Japan is joining the U.S. in cracking down on cyber-attacks, after hackers threatened the country’s national security by breaching Japanese military contractor Mitsubishi Heavy.
The country’s defense minister demanded an investigation into Mitsubishi Heavy for failing to report its August security breach until September 19. The company will face fines if the probe discovers hackers stole sensitive data, which Mitsubishi Heavy so far says is not the case.
Japan joins other governments like the U.S., whose military contractor Lockheed Martin was hacked this spring along with the Pentagon, in seeking to prevent further serious breaches against its defense networks.

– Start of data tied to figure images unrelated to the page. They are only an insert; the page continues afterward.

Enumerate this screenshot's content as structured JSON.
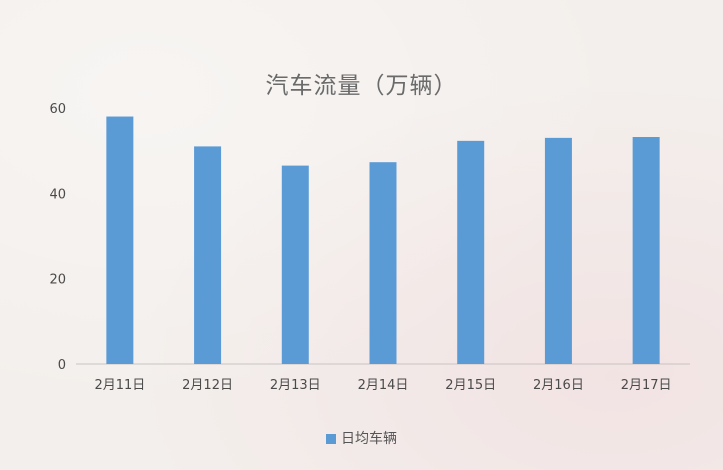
{
  "chart_data": {
    "type": "bar",
    "title": "汽车流量（万辆）",
    "categories": [
      "2月11日",
      "2月12日",
      "2月13日",
      "2月14日",
      "2月15日",
      "2月16日",
      "2月17日"
    ],
    "series": [
      {
        "name": "日均车辆",
        "values": [
          58,
          51,
          46.5,
          47.3,
          52.3,
          53,
          53.2
        ],
        "color": "#5b9bd5"
      }
    ],
    "yticks": [
      "0",
      "20",
      "40",
      "60"
    ],
    "ylim": [
      0,
      60
    ],
    "xlabel": "",
    "ylabel": "",
    "grid": false,
    "legend_position": "bottom"
  }
}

“For every country, these kinds of intrusions have the potential for long-term negative impact and must be taken seriously,” said Karen Kelley, a spokeswoman for the American Embassy in Tokyo. “This is why cybersecurity must be a public sector priority in close collaboration with the private sector.”
Japan may have additional reasons to heighten security, as the Nikkei business daily reports another military contractor, IHI Corp, told police its employees were receiving suspicious emails, which may be evidence of a second breach.

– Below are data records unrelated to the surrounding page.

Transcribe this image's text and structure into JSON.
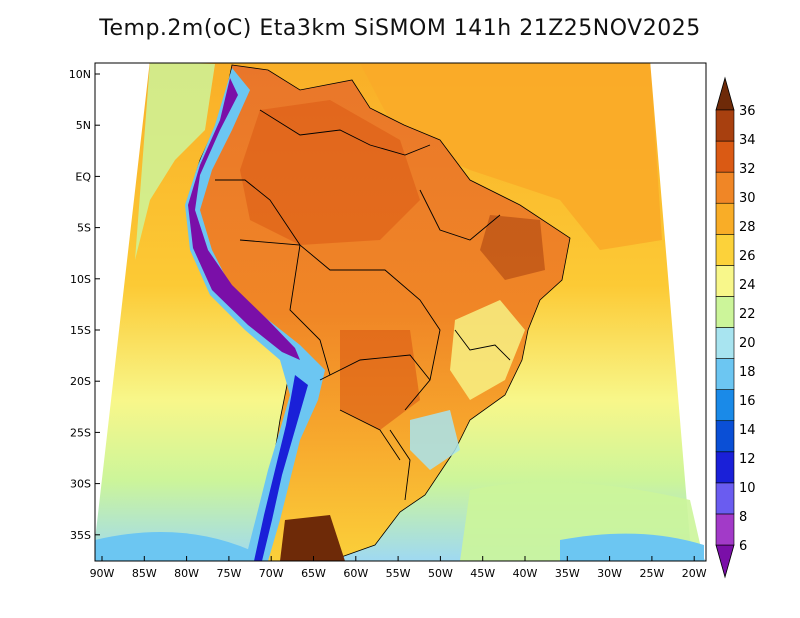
{
  "title": "Temp.2m(oC) Eta3km SiSMOM 141h 21Z25NOV2025",
  "lat_labels": [
    "10N",
    "5N",
    "EQ",
    "5S",
    "10S",
    "15S",
    "20S",
    "25S",
    "30S",
    "35S"
  ],
  "lon_labels": [
    "90W",
    "85W",
    "80W",
    "75W",
    "70W",
    "65W",
    "60W",
    "55W",
    "50W",
    "45W",
    "40W",
    "35W",
    "30W",
    "25W",
    "20W"
  ],
  "colorbar": {
    "levels": [
      6,
      8,
      10,
      12,
      14,
      16,
      18,
      20,
      22,
      24,
      26,
      28,
      30,
      32,
      34,
      36
    ],
    "labels": [
      "6",
      "8",
      "10",
      "12",
      "14",
      "16",
      "18",
      "20",
      "22",
      "24",
      "26",
      "28",
      "30",
      "32",
      "34",
      "36"
    ],
    "colors": [
      "#7a0fa8",
      "#a23ac8",
      "#6a5cf0",
      "#1a20d8",
      "#0a4fd6",
      "#1a8ae8",
      "#6cc6f2",
      "#a8e4f0",
      "#ccf59a",
      "#f8f78a",
      "#fcd23a",
      "#f9ad27",
      "#f08626",
      "#da5a14",
      "#a8400f",
      "#6e2a08"
    ]
  },
  "colors": {
    "ocean_north": "#f9ae27",
    "ocean_mid": "#fcd23a",
    "ocean_south": "#f8f78a",
    "land_hot": "#ef8a2b",
    "land_very_hot": "#da5a14",
    "andes_cold": "#7a0fa8",
    "cool": "#6cc6f2"
  }
}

Japan may need to adopt a similar policy to the U.S.’ pending SAFE Data Act, created following Sony’s breach, which requires companies secure their information and immediately publicize all breaches.

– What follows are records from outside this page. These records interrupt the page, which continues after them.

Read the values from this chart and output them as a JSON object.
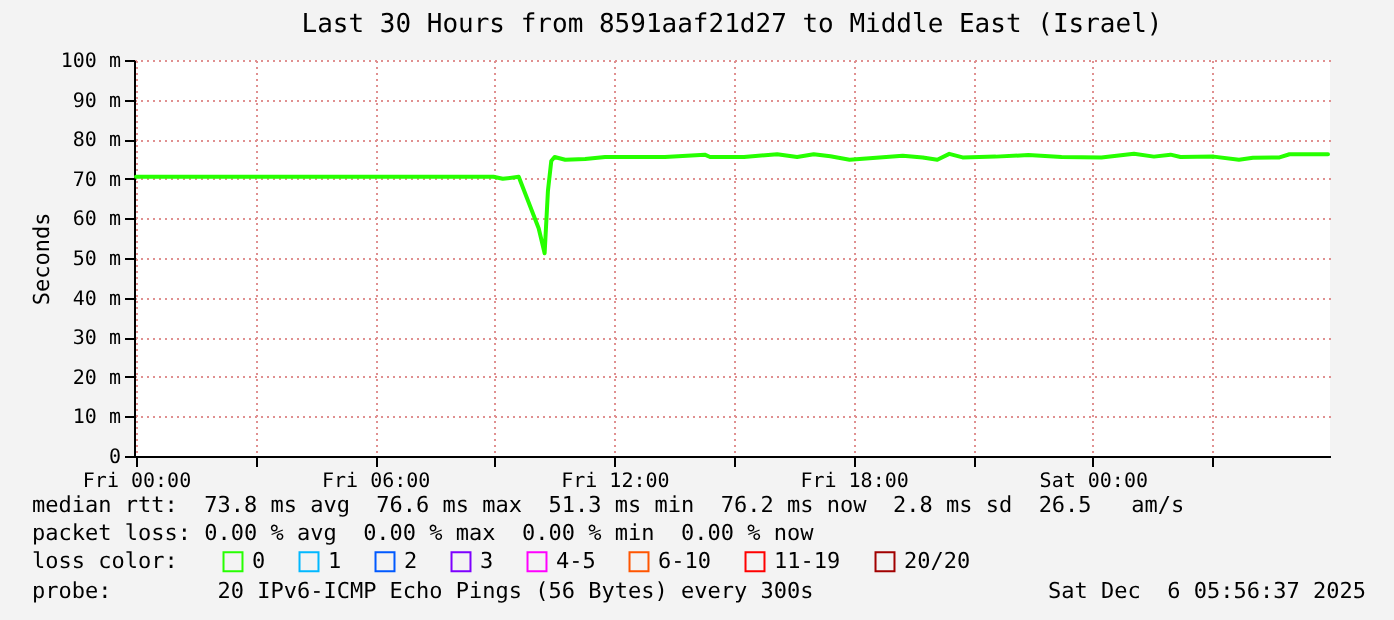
{
  "chart_data": {
    "type": "line",
    "title": "Last 30 Hours from 8591aaf21d27 to Middle East (Israel)",
    "ylabel": "Seconds",
    "legend_title": "loss color:",
    "x": [
      "2025-12-05T00:00",
      "2025-12-05T03:00",
      "2025-12-05T06:00",
      "2025-12-05T08:58",
      "2025-12-05T09:12",
      "2025-12-05T09:36",
      "2025-12-05T10:06",
      "2025-12-05T10:15",
      "2025-12-05T10:20",
      "2025-12-05T10:25",
      "2025-12-05T10:30",
      "2025-12-05T10:46",
      "2025-12-05T11:16",
      "2025-12-05T11:46",
      "2025-12-05T12:30",
      "2025-12-05T13:16",
      "2025-12-05T14:16",
      "2025-12-05T14:24",
      "2025-12-05T15:15",
      "2025-12-05T16:05",
      "2025-12-05T16:35",
      "2025-12-05T17:00",
      "2025-12-05T17:25",
      "2025-12-05T17:54",
      "2025-12-05T18:34",
      "2025-12-05T19:14",
      "2025-12-05T19:44",
      "2025-12-05T20:06",
      "2025-12-05T20:24",
      "2025-12-05T20:44",
      "2025-12-05T21:34",
      "2025-12-05T22:23",
      "2025-12-05T23:13",
      "2025-12-06T00:13",
      "2025-12-06T01:02",
      "2025-12-06T01:32",
      "2025-12-06T01:57",
      "2025-12-06T02:12",
      "2025-12-06T03:02",
      "2025-12-06T03:40",
      "2025-12-06T04:01",
      "2025-12-06T04:41",
      "2025-12-06T04:56",
      "2025-12-06T05:46",
      "2025-12-06T05:54"
    ],
    "series": [
      {
        "name": "0",
        "color": "#26ff00",
        "values": [
          70.5,
          70.5,
          70.5,
          70.5,
          70.0,
          70.5,
          57.5,
          51.2,
          67,
          74.5,
          75.5,
          74.8,
          75.0,
          75.5,
          75.5,
          75.5,
          76.1,
          75.5,
          75.5,
          76.2,
          75.5,
          76.2,
          75.7,
          74.8,
          75.3,
          75.8,
          75.4,
          74.8,
          76.3,
          75.4,
          75.6,
          76.0,
          75.5,
          75.4,
          76.3,
          75.6,
          76.1,
          75.5,
          75.6,
          74.8,
          75.3,
          75.4,
          76.2,
          76.2,
          76.2
        ]
      },
      {
        "name": "1",
        "color": "#00b8ff",
        "values": [
          null,
          null,
          null,
          null,
          null,
          null,
          null,
          null,
          null,
          null,
          null,
          null,
          null,
          null,
          null,
          null,
          null,
          null,
          null,
          null,
          null,
          null,
          null,
          null,
          null,
          null,
          null,
          null,
          null,
          null,
          null,
          null,
          null,
          null,
          null,
          null,
          null,
          null,
          null,
          null,
          null,
          null,
          null,
          null,
          null
        ]
      },
      {
        "name": "2",
        "color": "#0059ff",
        "values": [
          null,
          null,
          null,
          null,
          null,
          null,
          null,
          null,
          null,
          null,
          null,
          null,
          null,
          null,
          null,
          null,
          null,
          null,
          null,
          null,
          null,
          null,
          null,
          null,
          null,
          null,
          null,
          null,
          null,
          null,
          null,
          null,
          null,
          null,
          null,
          null,
          null,
          null,
          null,
          null,
          null,
          null,
          null,
          null,
          null
        ]
      },
      {
        "name": "3",
        "color": "#7e00ff",
        "values": [
          null,
          null,
          null,
          null,
          null,
          null,
          null,
          null,
          null,
          null,
          null,
          null,
          null,
          null,
          null,
          null,
          null,
          null,
          null,
          null,
          null,
          null,
          null,
          null,
          null,
          null,
          null,
          null,
          null,
          null,
          null,
          null,
          null,
          null,
          null,
          null,
          null,
          null,
          null,
          null,
          null,
          null,
          null,
          null,
          null
        ]
      },
      {
        "name": "4-5",
        "color": "#ff00ff",
        "values": [
          null,
          null,
          null,
          null,
          null,
          null,
          null,
          null,
          null,
          null,
          null,
          null,
          null,
          null,
          null,
          null,
          null,
          null,
          null,
          null,
          null,
          null,
          null,
          null,
          null,
          null,
          null,
          null,
          null,
          null,
          null,
          null,
          null,
          null,
          null,
          null,
          null,
          null,
          null,
          null,
          null,
          null,
          null,
          null,
          null
        ]
      },
      {
        "name": "6-10",
        "color": "#ff5500",
        "values": [
          null,
          null,
          null,
          null,
          null,
          null,
          null,
          null,
          null,
          null,
          null,
          null,
          null,
          null,
          null,
          null,
          null,
          null,
          null,
          null,
          null,
          null,
          null,
          null,
          null,
          null,
          null,
          null,
          null,
          null,
          null,
          null,
          null,
          null,
          null,
          null,
          null,
          null,
          null,
          null,
          null,
          null,
          null,
          null,
          null
        ]
      },
      {
        "name": "11-19",
        "color": "#ff0000",
        "values": [
          null,
          null,
          null,
          null,
          null,
          null,
          null,
          null,
          null,
          null,
          null,
          null,
          null,
          null,
          null,
          null,
          null,
          null,
          null,
          null,
          null,
          null,
          null,
          null,
          null,
          null,
          null,
          null,
          null,
          null,
          null,
          null,
          null,
          null,
          null,
          null,
          null,
          null,
          null,
          null,
          null,
          null,
          null,
          null,
          null
        ]
      },
      {
        "name": "20/20",
        "color": "#a10000",
        "values": [
          null,
          null,
          null,
          null,
          null,
          null,
          null,
          null,
          null,
          null,
          null,
          null,
          null,
          null,
          null,
          null,
          null,
          null,
          null,
          null,
          null,
          null,
          null,
          null,
          null,
          null,
          null,
          null,
          null,
          null,
          null,
          null,
          null,
          null,
          null,
          null,
          null,
          null,
          null,
          null,
          null,
          null,
          null,
          null,
          null
        ]
      }
    ],
    "xlim": [
      "2025-12-04T23:57",
      "2025-12-06T05:57"
    ],
    "xticks": [
      {
        "value": "2025-12-05T00:00",
        "label": "Fri 00:00"
      },
      {
        "value": "2025-12-05T03:00",
        "label": null
      },
      {
        "value": "2025-12-05T06:00",
        "label": "Fri 06:00"
      },
      {
        "value": "2025-12-05T09:00",
        "label": null
      },
      {
        "value": "2025-12-05T12:00",
        "label": "Fri 12:00"
      },
      {
        "value": "2025-12-05T15:00",
        "label": null
      },
      {
        "value": "2025-12-05T18:00",
        "label": "Fri 18:00"
      },
      {
        "value": "2025-12-05T21:00",
        "label": null
      },
      {
        "value": "2025-12-06T00:00",
        "label": "Sat 00:00"
      },
      {
        "value": "2025-12-06T03:00",
        "label": null
      }
    ],
    "ylim": [
      0,
      100
    ],
    "yticks": [
      0,
      {
        "value": 10,
        "label": "10 m"
      },
      {
        "value": 20,
        "label": "20 m"
      },
      {
        "value": 30,
        "label": "30 m"
      },
      {
        "value": 40,
        "label": "40 m"
      },
      {
        "value": 50,
        "label": "50 m"
      },
      {
        "value": 60,
        "label": "60 m"
      },
      {
        "value": 70,
        "label": "70 m"
      },
      {
        "value": 80,
        "label": "80 m"
      },
      {
        "value": 90,
        "label": "90 m"
      },
      {
        "value": 100,
        "label": "100 m"
      }
    ],
    "grid": true,
    "legend": "bottom",
    "marker": "none",
    "line_style": "solid",
    "annotations": [
      "median rtt:  73.8 ms avg  76.6 ms max  51.3 ms min  76.2 ms now  2.8 ms sd  26.5   am/s",
      "packet loss: 0.00 % avg  0.00 % max  0.00 % min  0.00 % now",
      "probe:        20 IPv6-ICMP Echo Pings (56 Bytes) every 300s",
      "Sat Dec  6 05:56:37 2025"
    ]
  }
}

Representative Mary Bono-Mack (R., Calif.) spearheaded this act and also demanded answers on hacking Operation Shady RAT, which clandestinely collected sensitive information from the U.S. and other countries over five years.
Japan may also adopt a similarly proactive approach, especially with government defense contractors involved.
In Mitsubishi Heavy’s case, however, Japan may have difficulty investigating the attack. An independent computer security company determined the hacks originated in 14 overseas sites, including 20 servers in China, as well as Hong Kong, the U.S. and India.
China’s government denies any involvement in the attacks but the incident raises questions as analysts already suspect the country’s officials of sanctioning the Shady RAT and Gmail spear phishing attacks.
Japan’s first major security breach is a wake-up call for the country to strengthen its defenses against hacks, no matter their origin. Mitsubishi Heavy’s investigation is set to end at the beginning of October.